VS-Direktorin Silvia Heinisch, die seit Jahren mit großem Einsatz die Bläserklasse in  unserer Volksschule organisiert und begleitet, hat ebenfalls mitgefeiert. Als politische Repräsentantin unserer Gemeinde war ich – wie leider oftmals – alleine. Für mich war diese Feier ein schöner, positiver Abschluss meiner fünfjährigen Zeit als Vertreterin der Gemeinde im Musikschulverband. Ich hoffe sehr, dass die zukünftigen Vertreter unserer Gemeinde im Verband die Arbeit der Musikschule auf politischer Ebene engagiert mittragen und unterstützen. Infos zur Musikschule (und Fotos der Feier) hier: http://www.musikschule-staatz.at

 

Aktuelle Gemeinde-HP: Eine unendliche Geschichte?
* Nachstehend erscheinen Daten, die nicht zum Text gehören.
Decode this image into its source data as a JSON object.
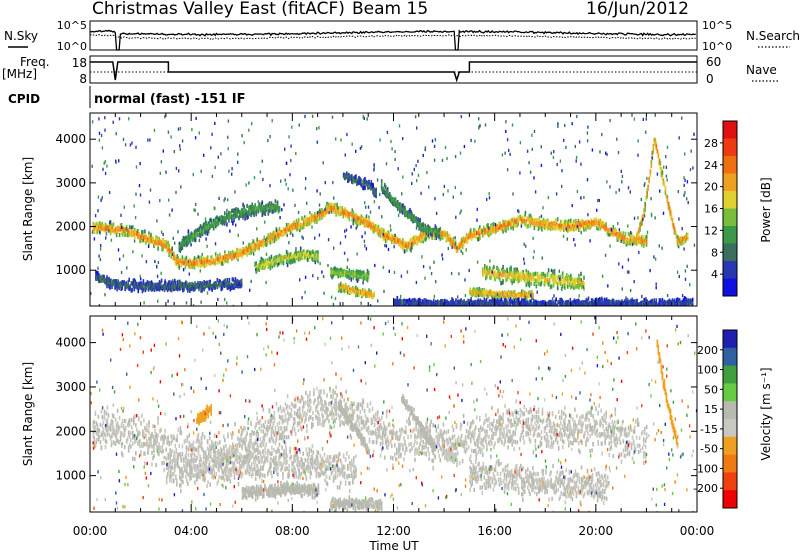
{
  "header": {
    "station": "Christmas Valley East (fitACF)",
    "beam": "Beam 15",
    "date": "16/Jun/2012"
  },
  "aux": {
    "nsky_label": "N.Sky",
    "nsearch_label": "N.Search",
    "freq_label_1": "Freq.",
    "freq_label_2": "[MHz]",
    "nave_label": "Nave",
    "cpid_label": "CPID",
    "cpid_text": "normal (fast) -151 IF",
    "noise_left_ticks": [
      "10^5",
      "10^0"
    ],
    "noise_right_ticks": [
      "10^5",
      "10^0"
    ],
    "freq_ticks": [
      "18",
      "8"
    ],
    "nave_ticks": [
      "60",
      "0"
    ]
  },
  "colors": {
    "power_scale": [
      "#1010e0",
      "#2838b0",
      "#3a6f60",
      "#3a9a48",
      "#78be3a",
      "#e0d030",
      "#f0a020",
      "#f07010",
      "#f03a10",
      "#e01010"
    ],
    "velocity_scale": [
      "#ee0000",
      "#f04010",
      "#f07a10",
      "#f0a020",
      "#c8c8c0",
      "#b8bab0",
      "#66cc44",
      "#40a040",
      "#3060a0",
      "#2020b0"
    ]
  },
  "chart_data": [
    {
      "type": "heatmap",
      "name": "power",
      "xlabel": "",
      "ylabel": "Slant Range [km]",
      "x_ticks": [
        "00:00",
        "04:00",
        "08:00",
        "12:00",
        "16:00",
        "20:00",
        "00:00"
      ],
      "xlim": [
        0,
        24
      ],
      "y_ticks": [
        1000,
        2000,
        3000,
        4000
      ],
      "ylim": [
        180,
        4600
      ],
      "colorbar": {
        "label": "Power [dB]",
        "ticks": [
          "4",
          "8",
          "12",
          "16",
          "20",
          "24",
          "28"
        ],
        "range": [
          0,
          32
        ]
      },
      "features": [
        {
          "points": [
            [
              0.1,
              2020
            ],
            [
              0.5,
              2010
            ],
            [
              1.0,
              1980
            ],
            [
              1.5,
              1940
            ],
            [
              2.0,
              1820
            ],
            [
              2.5,
              1720
            ],
            [
              3.0,
              1600
            ],
            [
              3.4,
              1240
            ],
            [
              4.0,
              1200
            ],
            [
              5.0,
              1280
            ],
            [
              6.0,
              1450
            ],
            [
              7.0,
              1750
            ],
            [
              8.0,
              2050
            ],
            [
              9.0,
              2280
            ],
            [
              9.5,
              2480
            ],
            [
              10.0,
              2380
            ],
            [
              11.0,
              2100
            ],
            [
              11.6,
              1850
            ],
            [
              12.0,
              1750
            ],
            [
              12.5,
              1600
            ],
            [
              13.3,
              1900
            ],
            [
              14.0,
              1880
            ],
            [
              14.5,
              1550
            ],
            [
              15.0,
              1850
            ],
            [
              16.0,
              2000
            ],
            [
              17.0,
              2200
            ],
            [
              18.0,
              2100
            ],
            [
              19.0,
              2050
            ],
            [
              20.0,
              2150
            ],
            [
              21.0,
              1800
            ],
            [
              21.5,
              1750
            ],
            [
              22.0,
              1700
            ]
          ],
          "width": 120,
          "value": 24
        },
        {
          "points": [
            [
              6.5,
              1100
            ],
            [
              7.5,
              1300
            ],
            [
              8.5,
              1400
            ],
            [
              9.0,
              1350
            ]
          ],
          "width": 130,
          "value": 18
        },
        {
          "points": [
            [
              9.5,
              1000
            ],
            [
              10.5,
              950
            ],
            [
              11.0,
              900
            ]
          ],
          "width": 110,
          "value": 16
        },
        {
          "points": [
            [
              9.8,
              680
            ],
            [
              10.5,
              560
            ],
            [
              11.2,
              480
            ]
          ],
          "width": 90,
          "value": 22
        },
        {
          "points": [
            [
              15.5,
              1000
            ],
            [
              17.0,
              900
            ],
            [
              18.5,
              820
            ],
            [
              19.5,
              760
            ]
          ],
          "width": 170,
          "value": 20
        },
        {
          "points": [
            [
              15.0,
              550
            ],
            [
              16.0,
              500
            ],
            [
              17.5,
              480
            ]
          ],
          "width": 80,
          "value": 22
        },
        {
          "points": [
            [
              11.5,
              3000
            ],
            [
              12.0,
              2600
            ],
            [
              12.6,
              2300
            ],
            [
              13.2,
              2000
            ],
            [
              13.8,
              1900
            ]
          ],
          "width": 110,
          "value": 12
        },
        {
          "points": [
            [
              3.5,
              1600
            ],
            [
              4.5,
              2000
            ],
            [
              5.5,
              2300
            ],
            [
              6.5,
              2450
            ],
            [
              7.5,
              2500
            ]
          ],
          "width": 150,
          "value": 12
        },
        {
          "points": [
            [
              10.0,
              3200
            ],
            [
              11.0,
              3000
            ],
            [
              11.3,
              2800
            ]
          ],
          "width": 100,
          "value": 8
        },
        {
          "points": [
            [
              0.2,
              900
            ],
            [
              0.8,
              760
            ],
            [
              1.3,
              700
            ],
            [
              3.0,
              680
            ],
            [
              4.5,
              700
            ],
            [
              6.0,
              760
            ]
          ],
          "width": 110,
          "value": 8
        },
        {
          "points": [
            [
              21.6,
              1800
            ],
            [
              21.9,
              2400
            ],
            [
              22.1,
              3200
            ],
            [
              22.3,
              4050
            ],
            [
              22.6,
              3200
            ],
            [
              22.9,
              2400
            ],
            [
              23.2,
              1700
            ],
            [
              23.6,
              1800
            ]
          ],
          "width": 90,
          "value": 24
        },
        {
          "points": [
            [
              12.0,
              300
            ],
            [
              14.0,
              280
            ],
            [
              16.0,
              300
            ],
            [
              18.0,
              260
            ],
            [
              20.0,
              300
            ],
            [
              22.0,
              280
            ],
            [
              23.8,
              300
            ]
          ],
          "width": 90,
          "value": 6
        }
      ]
    },
    {
      "type": "heatmap",
      "name": "velocity",
      "xlabel": "Time UT",
      "ylabel": "Slant Range [km]",
      "x_ticks": [
        "00:00",
        "04:00",
        "08:00",
        "12:00",
        "16:00",
        "20:00",
        "00:00"
      ],
      "xlim": [
        0,
        24
      ],
      "y_ticks": [
        1000,
        2000,
        3000,
        4000
      ],
      "ylim": [
        180,
        4600
      ],
      "colorbar": {
        "label": "Velocity [m s⁻¹]",
        "ticks": [
          "200",
          "100",
          "50",
          "15",
          "-15",
          "-50",
          "-100",
          "-200"
        ],
        "range": [
          -250,
          250
        ]
      },
      "features": [
        {
          "points": [
            [
              0.1,
              2100
            ],
            [
              1.0,
              2050
            ],
            [
              2.0,
              1900
            ],
            [
              3.0,
              1700
            ],
            [
              4.0,
              1550
            ],
            [
              5.0,
              1550
            ],
            [
              6.0,
              1750
            ],
            [
              7.0,
              2050
            ],
            [
              8.0,
              2350
            ],
            [
              9.0,
              2600
            ],
            [
              10.0,
              2500
            ],
            [
              11.0,
              2200
            ],
            [
              12.0,
              1800
            ],
            [
              13.0,
              1850
            ],
            [
              14.0,
              1800
            ],
            [
              15.0,
              1900
            ],
            [
              16.0,
              2050
            ],
            [
              17.0,
              2200
            ],
            [
              18.0,
              2100
            ],
            [
              19.0,
              2050
            ],
            [
              20.0,
              2150
            ],
            [
              21.0,
              1900
            ],
            [
              22.0,
              1750
            ]
          ],
          "width": 480,
          "value": 0
        },
        {
          "points": [
            [
              3.0,
              1150
            ],
            [
              5.0,
              1250
            ],
            [
              7.0,
              1350
            ],
            [
              9.0,
              1300
            ],
            [
              10.5,
              1100
            ]
          ],
          "width": 380,
          "value": 0
        },
        {
          "points": [
            [
              15.0,
              1100
            ],
            [
              17.0,
              950
            ],
            [
              19.0,
              850
            ],
            [
              20.5,
              800
            ]
          ],
          "width": 350,
          "value": 0
        },
        {
          "points": [
            [
              6.0,
              650
            ],
            [
              7.0,
              700
            ],
            [
              8.0,
              750
            ],
            [
              9.0,
              700
            ]
          ],
          "width": 140,
          "value": 40
        },
        {
          "points": [
            [
              9.5,
              400
            ],
            [
              10.5,
              420
            ],
            [
              11.5,
              380
            ]
          ],
          "width": 120,
          "value": 40
        },
        {
          "points": [
            [
              9.8,
              2650
            ],
            [
              10.2,
              2300
            ],
            [
              10.6,
              2000
            ],
            [
              11.0,
              1600
            ]
          ],
          "width": 90,
          "value": 40
        },
        {
          "points": [
            [
              12.3,
              2800
            ],
            [
              12.8,
              2400
            ],
            [
              13.2,
              2000
            ],
            [
              13.6,
              1700
            ]
          ],
          "width": 110,
          "value": 40
        },
        {
          "points": [
            [
              22.4,
              4000
            ],
            [
              22.6,
              3300
            ],
            [
              22.8,
              2700
            ],
            [
              23.0,
              2200
            ],
            [
              23.2,
              1800
            ]
          ],
          "width": 110,
          "value": -70
        },
        {
          "points": [
            [
              4.2,
              2300
            ],
            [
              4.8,
              2550
            ]
          ],
          "width": 120,
          "value": -60
        },
        {
          "points": [
            [
              14.0,
              1500
            ],
            [
              14.5,
              1400
            ]
          ],
          "width": 100,
          "value": -40
        }
      ]
    }
  ]
}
Zur neuen Gemeinde-HP habe ich am 15. November 2019 geschrieben: „Ich freue mich sehr, dass mein jahrelanges Bemühen um eine informative HP zu einem guten Abschluss gekommen ist.“

Dies war leider voreilig; drei Monate später und nach unzähligen Hinweisen wurden viele kleine Mängel noch immer nicht behoben. Im Beitrag vom 15.11. habe ich auch geschrieben: „Etwas Neues ist nie sofort perfekt, dieser Anspruch wäre eine Anmaßung.“

Es sind nur Kleinigkeiten, trotzdem beheben sich diese nicht von selbst! Das Büro der LEADER-Region hat tolle Arbeit geleistet; ich finde es schade, wenn die grundsätzlich sehr gute HP darunter leidet, dass die Mängel nicht behoben werden. Eine aktuelle, informative Gemeinde-HP sollte im 21. Jhdt. eine Selbstverständlichkeit sein: eine nützliche Informationsquelle für die Gemeindebürger, ein Aushängeschild für die Gemeinde und nicht zuletzt eine zeitliche Entlastung für die Gemeindebediensteten. Die Gemeinde-HP darf für die politisch Verantwortlichen nicht unwichtig sein, für die regelmäßige Aktualisierung und Wartung muss in der Gemeindearbeit Zeit sein. Aktualisierung:  Corona und die Gemeindehomepage

Ich habe aufgegeben 😦 Sie finden div. Informationen nun auf dieser HP Kundmachungen der Gemeinde etc.